(6 hours ago)RiskyRob Wrote:
(8 hours ago)Below Average Genius Wrote: Isn't Tesla run by the same guy who plans to put 12,000 satellites into the air to talk to your phone and your car?
There ain't nothing like having a purple-haired, potentially triggered programmer taking the wheel of your car.
As you're driving down the road or stopped at a light, look at the driver next to you. Would you want them controlling your steering wheel and gas pedal? Me neither. But some latte sippin' skinny jean wearin' guy with a $50,000 student loan bearing down on him would be okay?
If you ever got your car back from the kook, it would be fitted with 78 rpm turntables!
I jus' wanna hug you right now! Do you know why? "Cuz I just set up a second turntable. The first one has a total of 5 Whirling Bliss machines and an orgone pyramid riding atop the center. The most recent addition has seven Machines on the outside and one in the middle plus a Golden Fire Activator 3.0. The Activator is about 4-5 inches high, and made of copper, and looks like a Gold Crown. The new Victrola looks like it is rotating faster than the first one. (Maybe the outside ring of Bliss Machines is wider.)
The two units have only been configured and running like that for a few minutes now, but I feel so good that it's like you could almost borrow money from me with no credit check. lol It really is remarkable because two days ago, it felt like the telecom companies were testing their 5G that they've been installing for the last six months. I felt like crap - no energy and cold shins.
Back in the late sixties we thought the secret to life was a non ending stash of hash hish
and some blacklight posters. Little did we know that the real secret to life is a Victrola in perpetual motion!

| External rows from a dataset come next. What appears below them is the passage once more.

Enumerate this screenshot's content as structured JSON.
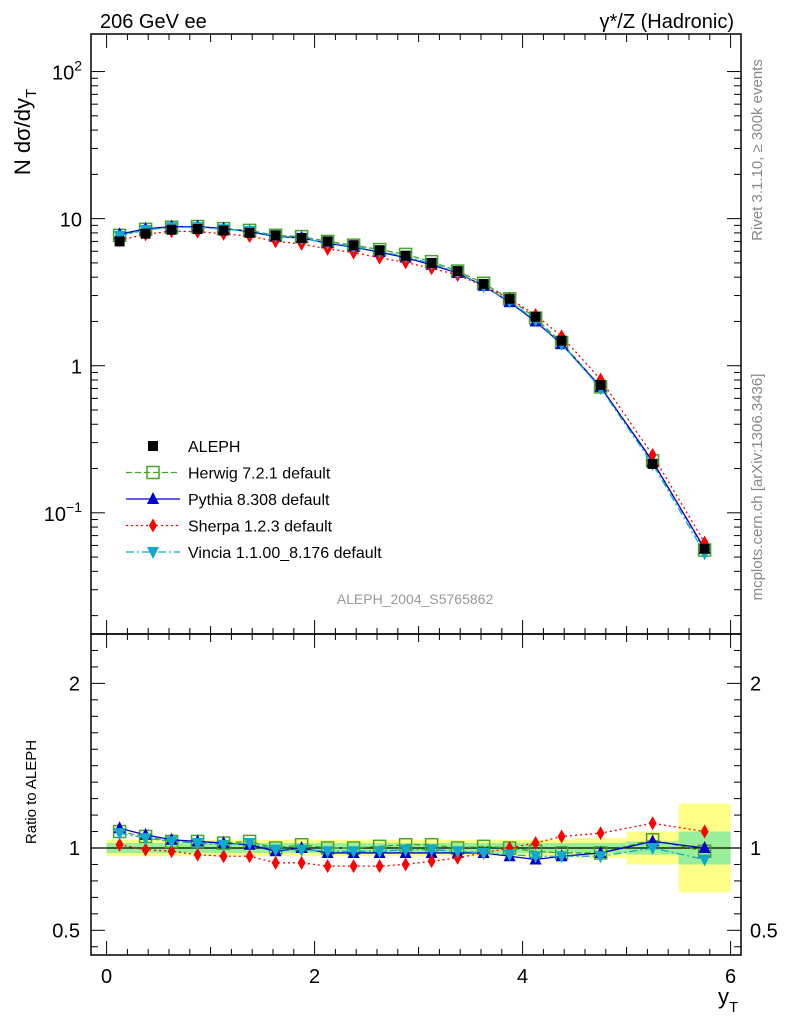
{
  "chart_data": {
    "type": "line",
    "title_left": "206 GeV ee",
    "title_right": "γ*/Z (Hadronic)",
    "xlabel": "y",
    "xlabel_sub": "T",
    "ylabel": "N dσ/dy",
    "ylabel_sub": "T",
    "ratio_ylabel": "Ratio to ALEPH",
    "analysis_label": "ALEPH_2004_S5765862",
    "side_label_1": "Rivet 3.1.10, ≥ 300k events",
    "side_label_2": "mcplots.cern.ch [arXiv:1306.3436]",
    "xlim": [
      -0.15,
      6.1
    ],
    "ylim": [
      0.015,
      180
    ],
    "yscale": "log",
    "ratio_ylim": [
      0.35,
      2.3
    ],
    "x_ticks": [
      0,
      2,
      4,
      6
    ],
    "main_y_ticks": [
      {
        "value": 100,
        "label": "10",
        "sup": "2"
      },
      {
        "value": 10,
        "label": "10",
        "sup": ""
      },
      {
        "value": 1,
        "label": "1",
        "sup": ""
      },
      {
        "value": 0.1,
        "label": "10",
        "sup": "−1"
      }
    ],
    "ratio_y_ticks": [
      {
        "value": 0.5,
        "label": "0.5"
      },
      {
        "value": 1,
        "label": "1"
      },
      {
        "value": 2,
        "label": "2"
      }
    ],
    "x": [
      0.125,
      0.375,
      0.625,
      0.875,
      1.125,
      1.375,
      1.625,
      1.875,
      2.125,
      2.375,
      2.625,
      2.875,
      3.125,
      3.375,
      3.625,
      3.875,
      4.125,
      4.375,
      4.75,
      5.25,
      5.75
    ],
    "bin_edges": [
      0,
      0.25,
      0.5,
      0.75,
      1.0,
      1.25,
      1.5,
      1.75,
      2.0,
      2.25,
      2.5,
      2.75,
      3.0,
      3.25,
      3.5,
      3.75,
      4.0,
      4.25,
      4.5,
      5.0,
      5.5,
      6.0
    ],
    "data": {
      "name": "ALEPH",
      "values": [
        7.0,
        7.9,
        8.4,
        8.5,
        8.3,
        8.0,
        7.7,
        7.4,
        7.0,
        6.6,
        6.1,
        5.6,
        5.0,
        4.4,
        3.6,
        2.85,
        2.15,
        1.48,
        0.74,
        0.215,
        0.057
      ],
      "band_stat": [
        0.03,
        0.03,
        0.03,
        0.03,
        0.03,
        0.03,
        0.03,
        0.03,
        0.03,
        0.03,
        0.03,
        0.03,
        0.03,
        0.03,
        0.03,
        0.03,
        0.03,
        0.03,
        0.03,
        0.04,
        0.1
      ],
      "band_total": [
        0.05,
        0.05,
        0.05,
        0.05,
        0.05,
        0.05,
        0.05,
        0.05,
        0.05,
        0.05,
        0.05,
        0.05,
        0.05,
        0.05,
        0.05,
        0.05,
        0.05,
        0.05,
        0.06,
        0.1,
        0.27
      ]
    },
    "series": [
      {
        "name": "Herwig 7.2.1 default",
        "color": "#44a32a",
        "dash": "6,3",
        "marker": "open-square",
        "ratio": [
          1.1,
          1.07,
          1.04,
          1.04,
          1.03,
          1.04,
          1.0,
          1.02,
          1.0,
          1.0,
          1.01,
          1.02,
          1.02,
          1.0,
          1.01,
          1.0,
          0.98,
          0.97,
          0.97,
          1.05,
          0.98
        ]
      },
      {
        "name": "Pythia 8.308 default",
        "color": "#0000cc",
        "dash": "",
        "marker": "triangle-up",
        "ratio": [
          1.12,
          1.08,
          1.05,
          1.04,
          1.03,
          1.02,
          0.98,
          1.0,
          0.97,
          0.97,
          0.97,
          0.97,
          0.97,
          0.97,
          0.97,
          0.95,
          0.93,
          0.95,
          0.97,
          1.04,
          1.0
        ]
      },
      {
        "name": "Sherpa 1.2.3 default",
        "color": "#ff0000",
        "dash": "2,3",
        "marker": "diamond",
        "ratio": [
          1.02,
          0.99,
          0.98,
          0.96,
          0.95,
          0.95,
          0.91,
          0.91,
          0.89,
          0.89,
          0.89,
          0.9,
          0.92,
          0.94,
          0.97,
          1.0,
          1.03,
          1.07,
          1.09,
          1.15,
          1.1
        ]
      },
      {
        "name": "Vincia 1.1.00_8.176 default",
        "color": "#11aacc",
        "dash": "8,3,2,3",
        "marker": "triangle-down",
        "ratio": [
          1.09,
          1.06,
          1.04,
          1.03,
          1.02,
          1.03,
          0.99,
          0.99,
          0.98,
          0.98,
          0.98,
          0.99,
          0.99,
          0.98,
          0.97,
          0.96,
          0.95,
          0.95,
          0.95,
          1.0,
          0.93
        ]
      }
    ],
    "legend_placement": "lower-left",
    "colors": {
      "band_stat": "#99ee99",
      "band_total": "#ffff88"
    }
  }
}
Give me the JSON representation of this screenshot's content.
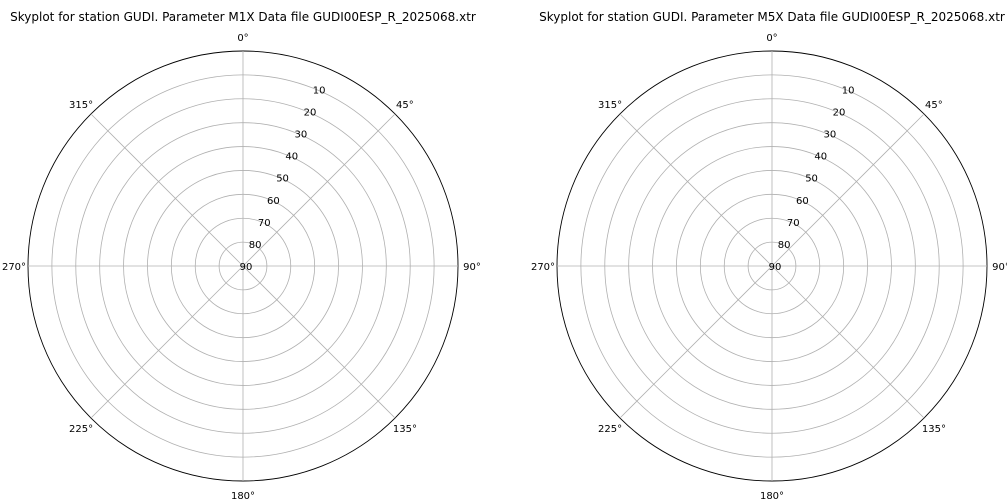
{
  "chart_data": [
    {
      "type": "polar",
      "title": "Skyplot for station GUDI.    Parameter  M1X    Data file GUDI00ESP_R_2025068.xtr",
      "theta_direction": "clockwise",
      "theta_zero": "N",
      "theta_tick_labels": [
        "0°",
        "45°",
        "90°",
        "135°",
        "180°",
        "225°",
        "270°",
        "315°"
      ],
      "r_tick_labels": [
        "10",
        "20",
        "30",
        "40",
        "50",
        "60",
        "70",
        "80",
        "90"
      ],
      "r_tick_values": [
        10,
        20,
        30,
        40,
        50,
        60,
        70,
        80,
        90
      ],
      "rlim": [
        0,
        90
      ],
      "r_inverted": true,
      "grid": true,
      "series": []
    },
    {
      "type": "polar",
      "title": "Skyplot for station GUDI.    Parameter  M5X    Data file GUDI00ESP_R_2025068.xtr",
      "theta_direction": "clockwise",
      "theta_zero": "N",
      "theta_tick_labels": [
        "0°",
        "45°",
        "90°",
        "135°",
        "180°",
        "225°",
        "270°",
        "315°"
      ],
      "r_tick_labels": [
        "10",
        "20",
        "30",
        "40",
        "50",
        "60",
        "70",
        "80",
        "90"
      ],
      "r_tick_values": [
        10,
        20,
        30,
        40,
        50,
        60,
        70,
        80,
        90
      ],
      "rlim": [
        0,
        90
      ],
      "r_inverted": true,
      "grid": true,
      "series": []
    }
  ]
}
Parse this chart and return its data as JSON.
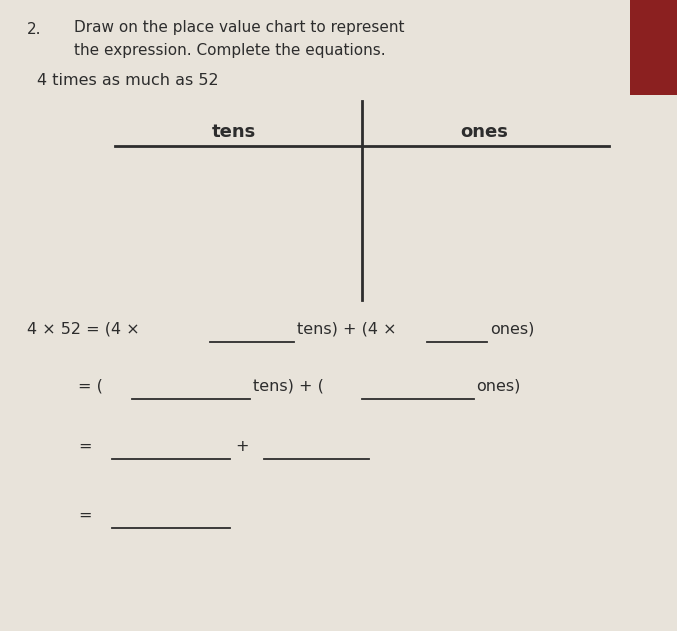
{
  "bg_color": "#c8bfb0",
  "paper_color": "#e8e3da",
  "font_color": "#2d2d2d",
  "line_color": "#2d2d2d",
  "number_label": "2.",
  "instruction_line1": "Draw on the place value chart to represent",
  "instruction_line2": "the expression. Complete the equations.",
  "expression_label": "4 times as much as 52",
  "chart_header_left": "tens",
  "chart_header_right": "ones",
  "figsize": [
    6.77,
    6.31
  ],
  "dpi": 100
}
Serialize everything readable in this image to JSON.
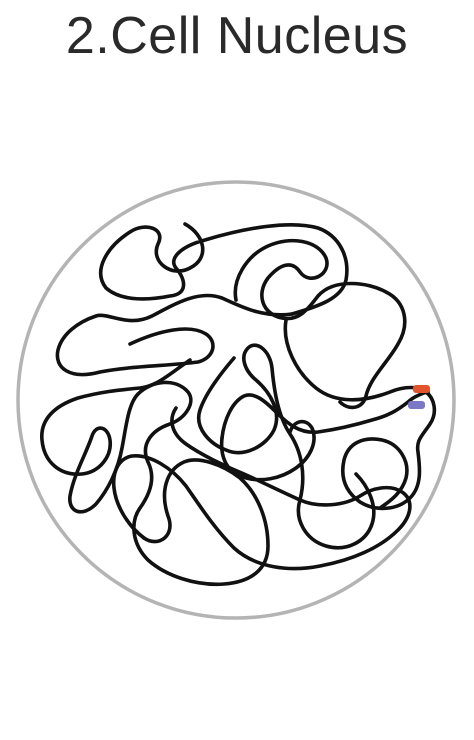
{
  "title": "2.Cell Nucleus",
  "colors": {
    "membrane": "#b4b4b4",
    "chromatin": "#111111",
    "marker_top": "#e0552b",
    "marker_bottom": "#7a78c4",
    "title_text": "#2a2a2a"
  }
}
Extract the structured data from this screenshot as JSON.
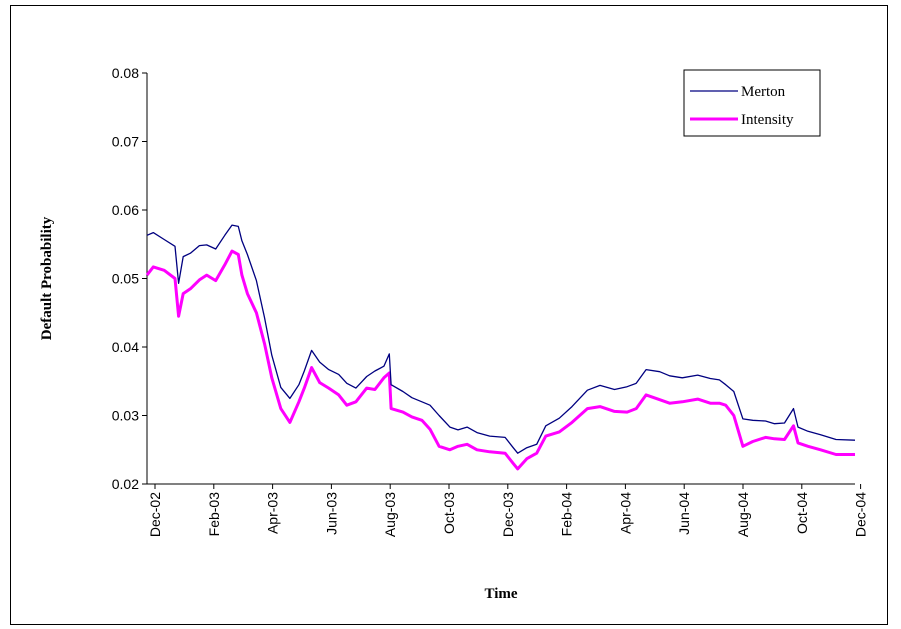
{
  "chart_data": {
    "type": "line",
    "xlabel": "Time",
    "ylabel": "Default Probability",
    "ylim": [
      0.02,
      0.08
    ],
    "yticks": [
      "0.02",
      "0.03",
      "0.04",
      "0.05",
      "0.06",
      "0.07",
      "0.08"
    ],
    "x_tick_labels": [
      "Dec-02",
      "Feb-03",
      "Apr-03",
      "Jun-03",
      "Aug-03",
      "Oct-03",
      "Dec-03",
      "Feb-04",
      "Apr-04",
      "Jun-04",
      "Aug-04",
      "Oct-04",
      "Dec-04"
    ],
    "x_range": [
      "2002-12-01",
      "2005-01-22"
    ],
    "legend_position": "top-right",
    "series": [
      {
        "name": "Merton",
        "color": "#000080",
        "x": [
          "2002-12-01",
          "2002-12-08",
          "2002-12-20",
          "2003-01-01",
          "2003-01-05",
          "2003-01-10",
          "2003-01-18",
          "2003-01-28",
          "2003-02-05",
          "2003-02-15",
          "2003-02-25",
          "2003-03-05",
          "2003-03-12",
          "2003-03-16",
          "2003-03-22",
          "2003-04-01",
          "2003-04-10",
          "2003-04-18",
          "2003-04-28",
          "2003-05-08",
          "2003-05-18",
          "2003-05-24",
          "2003-06-01",
          "2003-06-10",
          "2003-06-20",
          "2003-07-01",
          "2003-07-10",
          "2003-07-20",
          "2003-08-01",
          "2003-08-10",
          "2003-08-20",
          "2003-08-26",
          "2003-08-28",
          "2003-09-10",
          "2003-09-20",
          "2003-10-01",
          "2003-10-10",
          "2003-10-20",
          "2003-11-01",
          "2003-11-10",
          "2003-11-20",
          "2003-12-01",
          "2003-12-15",
          "2004-01-01",
          "2004-01-10",
          "2004-01-15",
          "2004-01-25",
          "2004-02-05",
          "2004-02-15",
          "2004-03-01",
          "2004-03-15",
          "2004-04-01",
          "2004-04-15",
          "2004-05-01",
          "2004-05-15",
          "2004-05-25",
          "2004-06-05",
          "2004-06-20",
          "2004-07-01",
          "2004-07-15",
          "2004-08-01",
          "2004-08-15",
          "2004-08-25",
          "2004-09-01",
          "2004-09-10",
          "2004-09-20",
          "2004-10-01",
          "2004-10-15",
          "2004-10-25",
          "2004-11-05",
          "2004-11-15",
          "2004-11-20",
          "2004-12-01",
          "2004-12-15",
          "2005-01-01",
          "2005-01-22"
        ],
        "values": [
          0.0563,
          0.0567,
          0.0557,
          0.0547,
          0.0493,
          0.0532,
          0.0537,
          0.0548,
          0.0549,
          0.0543,
          0.0563,
          0.0578,
          0.0576,
          0.0555,
          0.0535,
          0.0497,
          0.0443,
          0.0388,
          0.0341,
          0.0325,
          0.0345,
          0.0365,
          0.0395,
          0.0378,
          0.0367,
          0.036,
          0.0347,
          0.034,
          0.0357,
          0.0365,
          0.0372,
          0.039,
          0.0345,
          0.0335,
          0.0326,
          0.032,
          0.0315,
          0.03,
          0.0283,
          0.0279,
          0.0283,
          0.0275,
          0.027,
          0.0268,
          0.0253,
          0.0245,
          0.0253,
          0.0258,
          0.0285,
          0.0296,
          0.0313,
          0.0337,
          0.0344,
          0.0338,
          0.0342,
          0.0347,
          0.0367,
          0.0364,
          0.0358,
          0.0355,
          0.0359,
          0.0354,
          0.0352,
          0.0345,
          0.0335,
          0.0295,
          0.0293,
          0.0292,
          0.0288,
          0.0289,
          0.031,
          0.0283,
          0.0277,
          0.0272,
          0.0265,
          0.0264
        ]
      },
      {
        "name": "Intensity",
        "color": "#ff00ff",
        "x": [
          "2002-12-01",
          "2002-12-08",
          "2002-12-20",
          "2003-01-01",
          "2003-01-05",
          "2003-01-10",
          "2003-01-18",
          "2003-01-28",
          "2003-02-05",
          "2003-02-15",
          "2003-02-25",
          "2003-03-05",
          "2003-03-12",
          "2003-03-16",
          "2003-03-22",
          "2003-04-01",
          "2003-04-10",
          "2003-04-18",
          "2003-04-28",
          "2003-05-08",
          "2003-05-18",
          "2003-05-24",
          "2003-06-01",
          "2003-06-10",
          "2003-06-20",
          "2003-07-01",
          "2003-07-10",
          "2003-07-20",
          "2003-08-01",
          "2003-08-10",
          "2003-08-20",
          "2003-08-26",
          "2003-08-28",
          "2003-09-10",
          "2003-09-20",
          "2003-10-01",
          "2003-10-10",
          "2003-10-20",
          "2003-11-01",
          "2003-11-10",
          "2003-11-20",
          "2003-12-01",
          "2003-12-15",
          "2004-01-01",
          "2004-01-10",
          "2004-01-15",
          "2004-01-25",
          "2004-02-05",
          "2004-02-15",
          "2004-03-01",
          "2004-03-15",
          "2004-04-01",
          "2004-04-15",
          "2004-05-01",
          "2004-05-15",
          "2004-05-25",
          "2004-06-05",
          "2004-06-20",
          "2004-07-01",
          "2004-07-15",
          "2004-08-01",
          "2004-08-15",
          "2004-08-25",
          "2004-09-01",
          "2004-09-10",
          "2004-09-20",
          "2004-10-01",
          "2004-10-15",
          "2004-10-25",
          "2004-11-05",
          "2004-11-15",
          "2004-11-20",
          "2004-12-01",
          "2004-12-15",
          "2005-01-01",
          "2005-01-22"
        ],
        "values": [
          0.0505,
          0.0517,
          0.0512,
          0.05,
          0.0445,
          0.0478,
          0.0485,
          0.0498,
          0.0505,
          0.0497,
          0.052,
          0.054,
          0.0535,
          0.0505,
          0.0478,
          0.045,
          0.0405,
          0.0355,
          0.031,
          0.029,
          0.032,
          0.034,
          0.037,
          0.0348,
          0.034,
          0.033,
          0.0315,
          0.032,
          0.034,
          0.0338,
          0.0355,
          0.0362,
          0.031,
          0.0305,
          0.0298,
          0.0293,
          0.028,
          0.0255,
          0.025,
          0.0255,
          0.0258,
          0.025,
          0.0247,
          0.0245,
          0.023,
          0.0222,
          0.0237,
          0.0245,
          0.027,
          0.0276,
          0.029,
          0.031,
          0.0313,
          0.0306,
          0.0305,
          0.031,
          0.033,
          0.0323,
          0.0318,
          0.032,
          0.0324,
          0.0318,
          0.0318,
          0.0315,
          0.03,
          0.0255,
          0.0262,
          0.0268,
          0.0266,
          0.0265,
          0.0285,
          0.026,
          0.0255,
          0.025,
          0.0243,
          0.0243
        ]
      }
    ]
  }
}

This experience with just two makes me want to get a van so bad with six or eight Victrolas rigged up. I'd roll on down the road in front of your house, and you'd start to feel so good, you'd come running out the door and offer me whatever price I asked just so you could take a spin around the block!
As we rolled down the road, sexy women like Octo (well maybe not that sexy) would come rushing out their doors as if we were the ice cream man! That's when you'd give me a 50% tip. Then you'd apologize and say you'd tip me 100% but since you got ED the whole experience is bittersweet. And I'd say, "Pay for another trip around the block, and you'll be healed of your affliction!"